In my last post, Garlic Leeks, I wrote about eating the stalks of garlic bulbs that were missed in the harvest. They were really superb! And so much more to eat than in a clove.
Last fall after we planted a bed of garlic I decided to plant a bed for myself using some of the previous year's garlic bulbs that we never got to eat. They were getting soft and drying out but some were sprouting. I separated most of them and planted them in close rows in my herb patch. A few bulbs were tiny and not having the patience to separate them, I just planted the whole bulb.
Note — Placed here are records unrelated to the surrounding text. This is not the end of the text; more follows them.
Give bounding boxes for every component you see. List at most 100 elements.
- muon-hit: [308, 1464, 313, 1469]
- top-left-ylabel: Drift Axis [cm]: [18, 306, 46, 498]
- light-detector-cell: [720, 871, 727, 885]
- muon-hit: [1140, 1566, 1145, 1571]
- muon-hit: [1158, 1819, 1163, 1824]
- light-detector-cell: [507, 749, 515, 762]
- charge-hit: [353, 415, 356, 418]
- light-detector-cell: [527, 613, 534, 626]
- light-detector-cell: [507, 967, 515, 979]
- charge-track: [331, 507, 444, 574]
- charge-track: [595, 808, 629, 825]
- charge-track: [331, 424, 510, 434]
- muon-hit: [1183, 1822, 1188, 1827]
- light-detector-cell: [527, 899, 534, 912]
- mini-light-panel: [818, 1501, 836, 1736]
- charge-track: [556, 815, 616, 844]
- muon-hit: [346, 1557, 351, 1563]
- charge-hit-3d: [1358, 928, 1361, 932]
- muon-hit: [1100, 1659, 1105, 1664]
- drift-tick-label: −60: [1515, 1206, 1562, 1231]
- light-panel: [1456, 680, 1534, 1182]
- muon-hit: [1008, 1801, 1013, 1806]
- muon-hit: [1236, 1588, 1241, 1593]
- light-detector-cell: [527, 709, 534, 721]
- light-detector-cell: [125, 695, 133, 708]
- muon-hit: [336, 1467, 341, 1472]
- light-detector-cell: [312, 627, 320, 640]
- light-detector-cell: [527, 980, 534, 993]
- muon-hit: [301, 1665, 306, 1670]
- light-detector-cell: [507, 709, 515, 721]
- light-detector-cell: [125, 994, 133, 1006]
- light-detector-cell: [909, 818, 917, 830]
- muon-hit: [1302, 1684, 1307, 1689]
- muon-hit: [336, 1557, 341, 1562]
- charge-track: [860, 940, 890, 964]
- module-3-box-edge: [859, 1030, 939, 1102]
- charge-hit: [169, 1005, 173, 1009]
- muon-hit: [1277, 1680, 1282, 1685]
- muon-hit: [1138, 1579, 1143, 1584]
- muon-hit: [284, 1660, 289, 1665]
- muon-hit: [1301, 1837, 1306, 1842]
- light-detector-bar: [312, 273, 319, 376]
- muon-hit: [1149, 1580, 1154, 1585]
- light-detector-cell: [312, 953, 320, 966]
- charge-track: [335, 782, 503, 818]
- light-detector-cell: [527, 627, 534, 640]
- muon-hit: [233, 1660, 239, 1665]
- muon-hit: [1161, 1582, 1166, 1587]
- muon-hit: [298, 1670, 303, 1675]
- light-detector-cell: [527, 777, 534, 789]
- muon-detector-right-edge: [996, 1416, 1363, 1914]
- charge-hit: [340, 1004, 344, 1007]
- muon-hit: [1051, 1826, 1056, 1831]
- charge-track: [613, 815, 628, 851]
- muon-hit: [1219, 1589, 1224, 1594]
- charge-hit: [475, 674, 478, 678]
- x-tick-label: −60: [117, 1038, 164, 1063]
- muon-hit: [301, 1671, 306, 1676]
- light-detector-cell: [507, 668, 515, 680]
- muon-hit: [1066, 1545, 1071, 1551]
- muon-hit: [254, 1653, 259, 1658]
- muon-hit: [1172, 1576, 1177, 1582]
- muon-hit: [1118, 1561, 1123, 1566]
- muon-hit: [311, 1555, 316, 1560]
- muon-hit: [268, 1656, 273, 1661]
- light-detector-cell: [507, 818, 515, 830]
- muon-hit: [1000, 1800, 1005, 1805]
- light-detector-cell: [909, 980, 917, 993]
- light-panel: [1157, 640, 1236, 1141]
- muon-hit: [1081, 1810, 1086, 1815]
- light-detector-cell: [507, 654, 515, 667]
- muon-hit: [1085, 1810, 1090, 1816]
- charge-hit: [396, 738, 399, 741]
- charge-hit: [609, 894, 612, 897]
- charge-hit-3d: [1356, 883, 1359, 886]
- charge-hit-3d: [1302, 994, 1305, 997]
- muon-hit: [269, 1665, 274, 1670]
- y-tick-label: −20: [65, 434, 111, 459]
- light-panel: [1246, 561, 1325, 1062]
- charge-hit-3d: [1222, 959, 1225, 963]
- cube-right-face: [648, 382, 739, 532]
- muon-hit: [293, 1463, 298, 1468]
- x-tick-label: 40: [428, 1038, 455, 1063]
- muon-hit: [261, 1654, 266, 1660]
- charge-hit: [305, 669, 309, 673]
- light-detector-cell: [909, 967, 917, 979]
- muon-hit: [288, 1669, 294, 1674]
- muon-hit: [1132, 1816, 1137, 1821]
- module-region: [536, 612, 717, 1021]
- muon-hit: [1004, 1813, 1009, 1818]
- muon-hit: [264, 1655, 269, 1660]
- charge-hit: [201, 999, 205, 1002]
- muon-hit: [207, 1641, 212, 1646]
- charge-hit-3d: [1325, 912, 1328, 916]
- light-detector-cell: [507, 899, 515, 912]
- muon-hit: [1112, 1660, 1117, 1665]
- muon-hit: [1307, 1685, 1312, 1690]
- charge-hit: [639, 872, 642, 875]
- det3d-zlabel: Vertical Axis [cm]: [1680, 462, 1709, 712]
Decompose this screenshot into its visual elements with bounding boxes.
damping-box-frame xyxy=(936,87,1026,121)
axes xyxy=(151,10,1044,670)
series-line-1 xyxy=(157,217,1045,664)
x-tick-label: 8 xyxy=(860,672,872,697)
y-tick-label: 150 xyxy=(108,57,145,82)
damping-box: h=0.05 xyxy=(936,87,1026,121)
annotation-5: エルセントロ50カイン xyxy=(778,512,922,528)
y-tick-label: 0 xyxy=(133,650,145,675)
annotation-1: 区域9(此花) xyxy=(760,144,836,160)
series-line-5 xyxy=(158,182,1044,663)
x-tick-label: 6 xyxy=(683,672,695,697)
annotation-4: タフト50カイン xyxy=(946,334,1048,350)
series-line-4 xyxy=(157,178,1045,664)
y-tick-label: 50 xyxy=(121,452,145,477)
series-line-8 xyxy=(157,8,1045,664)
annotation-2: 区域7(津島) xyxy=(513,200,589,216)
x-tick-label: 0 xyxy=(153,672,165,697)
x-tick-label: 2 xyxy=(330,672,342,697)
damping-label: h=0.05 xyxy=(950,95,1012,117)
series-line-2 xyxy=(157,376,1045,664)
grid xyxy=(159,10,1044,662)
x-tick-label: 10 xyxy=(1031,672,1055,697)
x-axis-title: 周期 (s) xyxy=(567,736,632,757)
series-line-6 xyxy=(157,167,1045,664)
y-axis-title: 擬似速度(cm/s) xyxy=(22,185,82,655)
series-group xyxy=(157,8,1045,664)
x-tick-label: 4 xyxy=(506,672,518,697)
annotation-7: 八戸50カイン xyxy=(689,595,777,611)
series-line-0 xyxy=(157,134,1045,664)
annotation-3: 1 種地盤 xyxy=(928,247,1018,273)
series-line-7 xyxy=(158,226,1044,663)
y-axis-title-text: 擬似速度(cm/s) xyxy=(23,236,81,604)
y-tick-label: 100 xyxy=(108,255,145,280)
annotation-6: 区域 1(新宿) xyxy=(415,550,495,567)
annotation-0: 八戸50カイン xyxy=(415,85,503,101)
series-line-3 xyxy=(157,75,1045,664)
I wanted to see if they would grow at all. This spring I have a healthy patch of garlic plants, certainly not of the size and caliber of the plants in the official, well-taken-care-of bed, but certainly good enough size to eat as stalks sauteed with other veggies. The tiny whole bulbs that I planted are a cluster of skinny greens that I will separate and replant when I have a minute.
Another benefit of these stalks is that we can eat them so early in the season because they've wintered over and sprout early in the spring. We've been eating them for about 3 weeks and it's only early May! For New England that's almost a miracle! I'm curious to see how long they will stay tender.
I like the idea of having a garlic patch for stalk eating and another patch for bulbs to cure for the fall and winter. It seems to me to be a good use of space yielding more food in the end.